A Sociedade Portuguesa de Pneumologia (SPP) propõe a criação urgente de uma “via verde” de diagnóstico para as suspeitas de cancro do pulmão, condição indispensável para acelerar exames e garantir aos doentes o tratamento adequado.

O presidente da SPP, António Morais, deixou claro, em declarações à Lusa, que na área da Oncologia todo o tempo perdido conta. De tal forma, que pode ter como consequência perder o doente para a cirurgia ou para um tratamento suscetível de proporcionar-lhe mais tempo de vida.

“O conceito de recuperação de consultas, no cancro do pulmão, não existe”, esclarece o pneumologista, defendendo, com base nessa premissa, a urgência de “repor os serviços e dar-lhes condições para que, quer a nível da medicina geral e familiar, nos cuidados de saúde primários [CSP], quer a nível hospitalar, com o diagnóstico”, tudo se processe “o mais rápido possível”.

António Morais faz notar que, no cenário atual, uma demora tem tudo para dar mau resultado. “Podemos estar a perder o doente para as terapêuticas que podem (…) curar” ou, pelo menos, prolongar o horizonte de vida.

O responsável explica que, presentemente, a dificuldade do diagnóstico em contexto hospitalar reside nos tempos que são dados aos setores onde são feitos os exames. “Estes doentes têm de fazer broncoscopia, (…) muitas vezes eco-endoscopia, (…) biópsias guiadas por TAC”, seguindo-se todo “o percurso normal da avaliação da biópsia para nos dar as informações (...) de que precisamos para (...) um tratamento adequado. Hoje, é muito mais demorado fazer um diagnóstico”, sublinha.

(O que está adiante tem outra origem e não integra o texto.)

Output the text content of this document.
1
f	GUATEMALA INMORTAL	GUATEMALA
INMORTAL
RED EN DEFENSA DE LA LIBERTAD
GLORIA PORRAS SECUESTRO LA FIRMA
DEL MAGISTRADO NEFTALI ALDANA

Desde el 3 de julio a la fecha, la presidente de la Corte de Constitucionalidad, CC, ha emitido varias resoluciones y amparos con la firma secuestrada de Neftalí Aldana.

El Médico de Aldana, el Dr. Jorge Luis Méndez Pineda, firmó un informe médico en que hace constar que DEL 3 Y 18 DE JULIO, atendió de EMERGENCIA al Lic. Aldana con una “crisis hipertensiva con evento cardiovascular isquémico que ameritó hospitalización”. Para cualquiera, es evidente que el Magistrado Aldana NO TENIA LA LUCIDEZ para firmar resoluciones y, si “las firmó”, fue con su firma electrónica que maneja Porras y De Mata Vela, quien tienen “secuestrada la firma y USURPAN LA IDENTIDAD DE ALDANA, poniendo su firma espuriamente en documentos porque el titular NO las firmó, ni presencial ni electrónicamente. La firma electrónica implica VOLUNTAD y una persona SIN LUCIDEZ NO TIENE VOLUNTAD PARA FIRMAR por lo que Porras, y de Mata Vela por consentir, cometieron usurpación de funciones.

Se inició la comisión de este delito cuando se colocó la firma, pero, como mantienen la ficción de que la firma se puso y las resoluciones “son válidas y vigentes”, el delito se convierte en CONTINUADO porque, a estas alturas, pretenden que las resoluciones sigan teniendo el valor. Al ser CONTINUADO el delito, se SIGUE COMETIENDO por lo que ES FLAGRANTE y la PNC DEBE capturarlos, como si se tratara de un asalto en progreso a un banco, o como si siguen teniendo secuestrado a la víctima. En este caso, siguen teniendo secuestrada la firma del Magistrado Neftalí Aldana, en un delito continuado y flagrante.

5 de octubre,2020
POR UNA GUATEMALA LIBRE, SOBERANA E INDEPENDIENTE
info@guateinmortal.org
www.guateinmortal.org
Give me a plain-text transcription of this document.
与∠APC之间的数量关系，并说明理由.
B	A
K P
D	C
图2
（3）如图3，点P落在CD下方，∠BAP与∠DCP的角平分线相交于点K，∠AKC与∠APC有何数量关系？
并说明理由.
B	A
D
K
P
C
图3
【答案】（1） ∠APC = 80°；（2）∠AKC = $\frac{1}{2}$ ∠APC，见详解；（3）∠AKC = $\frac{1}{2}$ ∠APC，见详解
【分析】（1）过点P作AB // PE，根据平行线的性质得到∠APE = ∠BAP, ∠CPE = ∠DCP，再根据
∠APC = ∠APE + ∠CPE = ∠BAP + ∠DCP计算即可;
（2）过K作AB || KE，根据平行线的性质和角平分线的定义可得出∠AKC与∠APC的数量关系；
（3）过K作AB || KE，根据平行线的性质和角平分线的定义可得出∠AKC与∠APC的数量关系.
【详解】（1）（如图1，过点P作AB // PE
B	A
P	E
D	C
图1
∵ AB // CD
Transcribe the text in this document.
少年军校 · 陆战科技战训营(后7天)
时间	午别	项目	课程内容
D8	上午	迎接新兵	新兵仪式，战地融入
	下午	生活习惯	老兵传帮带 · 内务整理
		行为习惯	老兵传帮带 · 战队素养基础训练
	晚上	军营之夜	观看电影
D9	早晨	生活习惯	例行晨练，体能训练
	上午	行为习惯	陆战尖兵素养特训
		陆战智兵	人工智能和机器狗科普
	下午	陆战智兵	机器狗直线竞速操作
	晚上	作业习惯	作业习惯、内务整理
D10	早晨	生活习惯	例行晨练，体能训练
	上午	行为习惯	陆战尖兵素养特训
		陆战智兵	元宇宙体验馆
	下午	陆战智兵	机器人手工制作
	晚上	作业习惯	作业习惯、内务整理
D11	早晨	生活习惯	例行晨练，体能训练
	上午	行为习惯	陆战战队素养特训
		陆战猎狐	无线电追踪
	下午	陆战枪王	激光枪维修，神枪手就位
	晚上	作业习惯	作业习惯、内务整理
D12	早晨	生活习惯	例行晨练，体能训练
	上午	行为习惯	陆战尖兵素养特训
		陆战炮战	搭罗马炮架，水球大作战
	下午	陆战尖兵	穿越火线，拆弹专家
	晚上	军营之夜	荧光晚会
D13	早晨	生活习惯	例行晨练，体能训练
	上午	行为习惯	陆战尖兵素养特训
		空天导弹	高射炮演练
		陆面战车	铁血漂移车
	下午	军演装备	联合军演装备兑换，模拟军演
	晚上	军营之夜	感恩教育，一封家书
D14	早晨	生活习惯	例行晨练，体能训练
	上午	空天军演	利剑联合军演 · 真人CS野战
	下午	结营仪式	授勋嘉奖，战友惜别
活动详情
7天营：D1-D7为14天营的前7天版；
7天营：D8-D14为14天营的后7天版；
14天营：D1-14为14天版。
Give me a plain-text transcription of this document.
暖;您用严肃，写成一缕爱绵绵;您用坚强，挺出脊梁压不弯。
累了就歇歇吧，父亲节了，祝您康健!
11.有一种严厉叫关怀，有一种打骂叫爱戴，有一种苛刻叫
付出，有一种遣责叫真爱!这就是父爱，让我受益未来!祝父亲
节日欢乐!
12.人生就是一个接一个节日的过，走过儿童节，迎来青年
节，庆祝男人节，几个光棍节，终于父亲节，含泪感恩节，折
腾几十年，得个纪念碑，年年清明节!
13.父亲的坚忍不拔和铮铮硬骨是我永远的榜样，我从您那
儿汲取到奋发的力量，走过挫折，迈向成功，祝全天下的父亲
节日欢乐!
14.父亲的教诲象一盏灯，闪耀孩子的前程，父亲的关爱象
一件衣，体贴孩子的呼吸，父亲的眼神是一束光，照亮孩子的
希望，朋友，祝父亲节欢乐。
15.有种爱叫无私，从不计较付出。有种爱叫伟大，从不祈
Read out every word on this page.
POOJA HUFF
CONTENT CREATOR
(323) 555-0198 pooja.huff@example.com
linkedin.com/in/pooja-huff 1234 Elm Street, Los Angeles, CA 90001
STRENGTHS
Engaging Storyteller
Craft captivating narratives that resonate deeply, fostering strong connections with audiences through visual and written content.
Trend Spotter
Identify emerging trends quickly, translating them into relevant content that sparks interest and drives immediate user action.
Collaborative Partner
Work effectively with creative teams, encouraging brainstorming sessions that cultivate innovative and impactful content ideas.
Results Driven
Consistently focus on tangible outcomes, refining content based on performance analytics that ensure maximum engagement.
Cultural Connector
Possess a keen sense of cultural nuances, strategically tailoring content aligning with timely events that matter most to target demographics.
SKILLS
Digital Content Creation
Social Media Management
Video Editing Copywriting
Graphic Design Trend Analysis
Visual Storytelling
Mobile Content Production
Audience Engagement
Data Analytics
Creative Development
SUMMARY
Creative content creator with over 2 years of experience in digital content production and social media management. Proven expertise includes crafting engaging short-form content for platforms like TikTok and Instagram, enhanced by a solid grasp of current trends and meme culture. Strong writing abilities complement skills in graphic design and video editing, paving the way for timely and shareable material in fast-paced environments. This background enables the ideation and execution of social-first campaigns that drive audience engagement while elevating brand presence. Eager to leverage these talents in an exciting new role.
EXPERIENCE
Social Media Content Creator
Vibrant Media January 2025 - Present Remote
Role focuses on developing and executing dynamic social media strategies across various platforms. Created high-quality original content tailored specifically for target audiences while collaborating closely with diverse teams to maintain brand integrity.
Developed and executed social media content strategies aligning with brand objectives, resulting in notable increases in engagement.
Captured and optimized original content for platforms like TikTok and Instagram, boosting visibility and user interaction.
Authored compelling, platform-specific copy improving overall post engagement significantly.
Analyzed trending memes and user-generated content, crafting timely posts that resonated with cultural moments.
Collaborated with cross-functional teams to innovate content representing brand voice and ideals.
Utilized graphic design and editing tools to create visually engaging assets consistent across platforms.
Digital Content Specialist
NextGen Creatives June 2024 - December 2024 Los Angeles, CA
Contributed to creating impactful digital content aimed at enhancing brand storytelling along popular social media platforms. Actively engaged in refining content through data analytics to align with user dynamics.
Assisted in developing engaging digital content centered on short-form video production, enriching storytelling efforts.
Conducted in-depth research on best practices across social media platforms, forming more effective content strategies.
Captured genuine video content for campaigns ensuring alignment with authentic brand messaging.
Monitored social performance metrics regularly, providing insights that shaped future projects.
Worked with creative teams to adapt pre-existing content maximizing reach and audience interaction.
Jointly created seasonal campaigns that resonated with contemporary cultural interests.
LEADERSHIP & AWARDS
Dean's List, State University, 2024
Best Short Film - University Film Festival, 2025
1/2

O especialista lembra que o cancro do pulmão continua a ser a principal causa de morte por doença oncológica em Portugal, cujos sintomas manifestam-se já em fases muito tardias da doença, pelo que as pessoas devem estar muito atentas e não desvalorizar os primeiros sinais, procurando ajuda médica sempre que necessário.

Neste quadro, o tabagismo segue na dianteira dos fatores de risco. “A sensibilização e a luta antitabágica são medidas cruciais de intervenção de saúde pública, que devem envolver a desconstrução dos mitos” relacionados com as novas propostas de consumo, “apresentadas de forma errada como sendo menos prejudiciais para a saúde”.

Entretanto, a SPP está a preparar uma proposta que António Morais conta que seja apresentada em novembro próximo, no congresso nacional, no sentido de passar a existir um programa de rastreio para o cancro do pulmão.

“É muito complexo porque envolve não só a sustentação dessa possibilidade”. Trata-se de “um programa do ponto de vista logístico muito exigente”, e que tem de refletir “todos os cálculos em termos de ganhos e de eficácia económica”, esclareceu o presidente da SPP.